Digitization. There are now huge amounts of embedded diagnostic and control electronics, plus telematics that stream performance information over the cloud, and, in some cases, remote control capabilities that can literally plow a field without a driver. These advances make things possible that sound great to a customer, like an iPhone’s tracking capability, for instance, or a Tesla’s charging station locator.

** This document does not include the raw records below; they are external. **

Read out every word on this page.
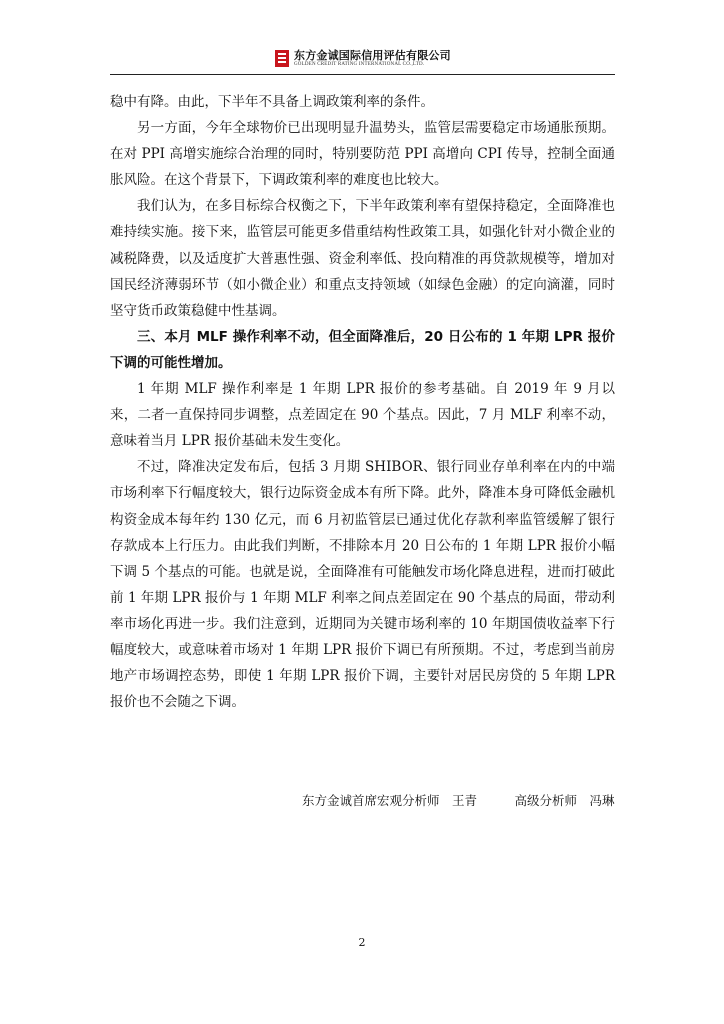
东方金诚国际信用评估有限公司
GOLDEN CREDIT RATING INTERNATIONAL CO.,LTD.

稳中有降。由此，下半年不具备上调政策利率的条件。

另一方面，今年全球物价已出现明显升温势头，监管层需要稳定市场通胀预期。在对 PPI 高增实施综合治理的同时，特别要防范 PPI 高增向 CPI 传导，控制全面通胀风险。在这个背景下，下调政策利率的难度也比较大。

我们认为，在多目标综合权衡之下，下半年政策利率有望保持稳定，全面降准也难持续实施。接下来，监管层可能更多借重结构性政策工具，如强化针对小微企业的减税降费，以及适度扩大普惠性强、资金利率低、投向精准的再贷款规模等，增加对国民经济薄弱环节（如小微企业）和重点支持领域（如绿色金融）的定向滴灌，同时坚守货币政策稳健中性基调。

三、本月 MLF 操作利率不动，但全面降准后，20 日公布的 1 年期 LPR 报价下调的可能性增加。

1 年期 MLF 操作利率是 1 年期 LPR 报价的参考基础。自 2019 年 9 月以来，二者一直保持同步调整，点差固定在 90 个基点。因此，7 月 MLF 利率不动，意味着当月 LPR 报价基础未发生变化。

不过，降准决定发布后，包括 3 月期 SHIBOR、银行同业存单利率在内的中端市场利率下行幅度较大，银行边际资金成本有所下降。此外，降准本身可降低金融机构资金成本每年约 130 亿元，而 6 月初监管层已通过优化存款利率监管缓解了银行存款成本上行压力。由此我们判断，不排除本月 20 日公布的 1 年期 LPR 报价小幅下调 5 个基点的可能。也就是说，全面降准有可能触发市场化降息进程，进而打破此前 1 年期 LPR 报价与 1 年期 MLF 利率之间点差固定在 90 个基点的局面，带动利率市场化再进一步。我们注意到，近期同为关键市场利率的 10 年期国债收益率下行幅度较大，或意味着市场对 1 年期 LPR 报价下调已有所预期。不过，考虑到当前房地产市场调控态势，即使 1 年期 LPR 报价下调，主要针对居民房贷的 5 年期 LPR 报价也不会随之下调。

东方金诚首席宏观分析师　王青　　　高级分析师　冯琳
2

Unfortunately, digitization also adds to the complexity and cost of servicing equipment. Manufacturers generally want to keep all this digital information in-house, with repairs only available at authorized service dealers. Right to repair advocates see this as being all about money and restricting competition from independent repair shops. The retort from OEMs like Deere is that there are safety, quality, and intellectual property risks in letting any old tinkerer have access to the data.

Both are right.

Don’t Solve it at the Polls, or in the Courts

From a supply chain perspective, the right answer lies somewhere between unfettered access to equipment data and the stranglehold activists fear. Diagnostic data is good for analyzing part failure tendencies which should improve forecasting for manufacturing and inventory placement of spares. Over time the same kind of data will help design new variants or models that perform better and last longer. For the customer’s benefit, such digitally equipped products can be pre-emptively maintained to avoid failing at crucial moments like harvest time for a tractor or family reunion time for a refrigerator.

And yet, if the only place to get parts or find a trained technician is through an OEM’s wholly owned dealers, the pitch starts to fall apart since people want immediate, local service. Franchisees, licensed service technicians, and value-added resellers have traditionally met this need as allies, rather than rivals to the OEMs.

Ballot initiatives in Colorado, Maine, New York, and Massachusetts, and another dozen states are gaining ground however, and pitting the two against each other. The result could be a mess if different rules became law in a checkerboard of state-level hassles. One logical approach is national legislation, but even that doesn’t solve for international complexity.

Follow the Money

Happily, cooler heads are prevailing. Deere has closed an agreement with the American Farm Bureau Federation to make its data available for third party repairs. Meanwhile, both Apple and Samsung have increased the availability of replacement parts for some of their products.

Right-to-repair has legs not only because it seems fair, but because it promises to make things last longer. Moving past our throwaway culture is a step toward renewable business models that build shareholder value while also reducing waste to landfills. It is a sustainability pitch that should save customers money, but it won’t succeed unless OEMs make money too.

Legislation may prime the pump, but this is about good business first.